Em cada município, em cada zona, em cada bairro, é possível organizar a preparação comum entre trabalhadores sindicalizados e precarizados, empregados e desempregados, estudantes, autônomos e todo povo trabalhador afetado. Em cada sindicato propomos que se abram as portas aos demais setores e que se convoquem reuniões de coordenação, assembleias abertas ou coordenações. Em algumas províncias já existem “multisetoriais” (como em Jujuy) que deveriam encontros ou assembleias abertas, com participação das forças políticas que defendem os trabalhadores e com independência dos setores patronais. Haverá dirigentes sindicais que se reivindiquem peronistas, ou mesmo radicais, o que é lógico se estamos falando de um movimento verdadeiramente massivo, mas isso não se deve confundir com dar espaço a que os próprios partidos patronais como o PJ sejam convocadores deste tipo de instância. São partidos de governo que vieram gerindo o estado a serviço dos empresários, por mais que hoje sejam opositores. Com eles temos em comum que nos opomos ao DNU 70 e a LO, mas não compartilhamos os objetivos: eles querem que sejam os governadores e “seus” deputados e senadores os que negociem e vejam qual parte de nossas conquistas entregam.

Um desafio especial é organizar a raiva naquelas zonas das grandes cidades, em particular na Grande Buenos Aires, onde há muito peso do trabalho informal e há pouca organização sindical, onde a direita conseguiu fincar um pé mas também há numerosos setores que são os mais punidos pelo ajuste. As organizações piqueteiras podem desempenhar um papel muito positivo se impulsionam assembleias abertas e comuns das diferentes tendências junto às organizações sindicais, estudantis e políticas (o FITU, nestas localidades com vereadores, em sua maioria professores).

É necessário convocar o movimento de mulheres mostrando como a LO e toda a política do governo busca abrir caminho para questionar as conquistas arrancadas em anos de luta por este poderoso movimento. Enquanto isso as meninas e jovens entre 14 e 29 anos encabeçam as estatísticas da pobreza, como assinalam Andrea D’Atri e também denunciou Myriam Bregman.
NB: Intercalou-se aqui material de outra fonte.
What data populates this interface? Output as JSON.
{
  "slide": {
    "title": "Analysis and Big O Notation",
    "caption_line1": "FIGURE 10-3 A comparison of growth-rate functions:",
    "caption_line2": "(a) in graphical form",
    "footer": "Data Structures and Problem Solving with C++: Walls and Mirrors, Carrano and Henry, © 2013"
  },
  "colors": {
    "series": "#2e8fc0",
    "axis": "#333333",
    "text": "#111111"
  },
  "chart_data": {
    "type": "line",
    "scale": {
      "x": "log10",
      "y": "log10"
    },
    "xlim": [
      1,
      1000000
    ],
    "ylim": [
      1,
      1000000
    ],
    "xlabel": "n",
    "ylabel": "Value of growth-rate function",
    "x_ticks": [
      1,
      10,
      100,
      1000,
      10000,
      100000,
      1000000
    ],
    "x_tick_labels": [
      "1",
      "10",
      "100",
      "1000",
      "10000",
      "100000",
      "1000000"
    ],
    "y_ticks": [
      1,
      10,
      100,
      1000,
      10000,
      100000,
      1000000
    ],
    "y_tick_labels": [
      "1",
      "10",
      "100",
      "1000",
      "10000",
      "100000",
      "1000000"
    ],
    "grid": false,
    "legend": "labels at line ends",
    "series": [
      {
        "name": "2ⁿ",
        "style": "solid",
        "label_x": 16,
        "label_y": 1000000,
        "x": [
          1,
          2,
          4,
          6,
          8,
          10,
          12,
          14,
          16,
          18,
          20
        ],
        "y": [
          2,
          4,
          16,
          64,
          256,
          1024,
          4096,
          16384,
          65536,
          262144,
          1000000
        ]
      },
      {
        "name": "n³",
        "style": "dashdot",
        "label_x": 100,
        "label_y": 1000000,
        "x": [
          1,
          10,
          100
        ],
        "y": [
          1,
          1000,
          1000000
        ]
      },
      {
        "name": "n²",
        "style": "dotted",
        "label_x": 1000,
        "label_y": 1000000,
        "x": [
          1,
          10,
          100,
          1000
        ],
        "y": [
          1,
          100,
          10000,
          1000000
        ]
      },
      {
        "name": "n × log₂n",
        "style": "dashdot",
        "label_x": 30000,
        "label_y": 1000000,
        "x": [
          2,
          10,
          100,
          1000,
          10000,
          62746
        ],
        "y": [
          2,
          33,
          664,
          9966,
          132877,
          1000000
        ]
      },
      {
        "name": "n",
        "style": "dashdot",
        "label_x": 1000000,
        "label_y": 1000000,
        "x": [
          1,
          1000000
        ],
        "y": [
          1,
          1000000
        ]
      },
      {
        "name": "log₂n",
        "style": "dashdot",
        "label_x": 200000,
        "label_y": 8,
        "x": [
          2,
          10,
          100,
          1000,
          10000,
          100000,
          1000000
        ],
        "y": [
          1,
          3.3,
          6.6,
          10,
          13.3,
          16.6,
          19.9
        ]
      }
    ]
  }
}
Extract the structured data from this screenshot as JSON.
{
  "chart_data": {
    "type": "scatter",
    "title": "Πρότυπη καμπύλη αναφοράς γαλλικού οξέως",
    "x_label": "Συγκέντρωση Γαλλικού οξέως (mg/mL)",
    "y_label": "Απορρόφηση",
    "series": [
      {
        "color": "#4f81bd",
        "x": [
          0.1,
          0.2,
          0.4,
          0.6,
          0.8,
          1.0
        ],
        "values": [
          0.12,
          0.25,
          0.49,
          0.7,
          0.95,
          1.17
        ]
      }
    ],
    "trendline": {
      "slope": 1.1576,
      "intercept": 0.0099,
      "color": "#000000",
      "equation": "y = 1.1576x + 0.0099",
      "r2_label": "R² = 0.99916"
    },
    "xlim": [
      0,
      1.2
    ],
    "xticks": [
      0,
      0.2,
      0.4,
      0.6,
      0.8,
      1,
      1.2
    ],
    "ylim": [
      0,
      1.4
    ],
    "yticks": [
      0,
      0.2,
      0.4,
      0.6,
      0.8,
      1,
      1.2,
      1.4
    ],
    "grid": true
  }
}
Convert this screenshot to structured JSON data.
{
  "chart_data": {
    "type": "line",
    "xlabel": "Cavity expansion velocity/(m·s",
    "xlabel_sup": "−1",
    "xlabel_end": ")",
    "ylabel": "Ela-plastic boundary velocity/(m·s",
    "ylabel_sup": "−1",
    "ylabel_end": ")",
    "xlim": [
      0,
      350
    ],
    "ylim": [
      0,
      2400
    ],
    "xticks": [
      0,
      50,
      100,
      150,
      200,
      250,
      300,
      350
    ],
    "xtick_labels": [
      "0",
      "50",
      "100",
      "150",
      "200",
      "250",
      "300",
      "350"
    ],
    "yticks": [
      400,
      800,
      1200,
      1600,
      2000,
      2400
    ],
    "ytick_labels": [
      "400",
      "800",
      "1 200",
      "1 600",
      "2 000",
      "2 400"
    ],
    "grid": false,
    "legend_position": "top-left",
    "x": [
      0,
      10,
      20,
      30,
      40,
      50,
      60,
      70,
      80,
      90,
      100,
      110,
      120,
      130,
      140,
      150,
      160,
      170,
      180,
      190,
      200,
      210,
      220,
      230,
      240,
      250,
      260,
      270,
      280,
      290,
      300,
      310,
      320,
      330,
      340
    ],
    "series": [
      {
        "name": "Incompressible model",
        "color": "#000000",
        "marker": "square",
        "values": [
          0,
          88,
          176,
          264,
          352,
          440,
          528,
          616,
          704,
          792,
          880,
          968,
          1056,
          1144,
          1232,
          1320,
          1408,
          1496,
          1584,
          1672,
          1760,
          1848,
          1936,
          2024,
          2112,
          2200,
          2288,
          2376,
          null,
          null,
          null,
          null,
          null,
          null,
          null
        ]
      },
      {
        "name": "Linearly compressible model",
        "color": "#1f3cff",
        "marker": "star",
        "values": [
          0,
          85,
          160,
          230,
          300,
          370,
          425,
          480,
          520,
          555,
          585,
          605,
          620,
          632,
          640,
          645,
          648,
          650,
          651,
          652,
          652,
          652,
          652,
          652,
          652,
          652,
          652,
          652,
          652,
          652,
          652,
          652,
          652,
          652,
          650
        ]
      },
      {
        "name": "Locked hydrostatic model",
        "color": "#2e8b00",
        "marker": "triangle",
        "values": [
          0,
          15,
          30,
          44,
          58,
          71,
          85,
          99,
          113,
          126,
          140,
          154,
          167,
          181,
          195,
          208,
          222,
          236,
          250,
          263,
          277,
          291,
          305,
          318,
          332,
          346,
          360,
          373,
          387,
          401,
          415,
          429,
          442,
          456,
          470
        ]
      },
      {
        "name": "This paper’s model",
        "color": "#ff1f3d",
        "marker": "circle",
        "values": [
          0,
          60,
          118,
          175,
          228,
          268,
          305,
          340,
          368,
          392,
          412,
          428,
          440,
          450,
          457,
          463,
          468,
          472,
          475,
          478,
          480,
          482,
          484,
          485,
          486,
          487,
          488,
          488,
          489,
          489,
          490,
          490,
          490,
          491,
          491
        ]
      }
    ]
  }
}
A juventude, apesar das férias estudantis, está chamada a se rebelar contra esse ataque redobrado às condições de trabalho, à educação pública, à universidade gratuita (a LO estabelece mensalidades para estudantes estrangeiros). Em várias cidades do país já começam a se organizar jovens para se mobilizar junto com os trabalhadores e setores populares. Os movimentos culturais que já existem podem desfraldar toda sua criatividade ao calor de uma luta massiva e nas ruas, como nunca antes viram em suas vidas. Vai começar a ser quebrado o “encanto” que a aventura libertária gerou nos mais jovens (sobretudo nos homens), mas isso não é possível das mãos daqueles que buscarão novas conciliações com setores empresariais (como Grabois ou Kicillof), mas sim retomando as tradições de luta nas ruas e a perspectiva socialista que estava presente na geração do Cordobazo, tirando lições de suas potencialidades e erros. Cada jovem trabalhador, trabalhadora ou estudante que se organize e lute no verão se multiplicará por centenas ou milhares dentro de poucos meses.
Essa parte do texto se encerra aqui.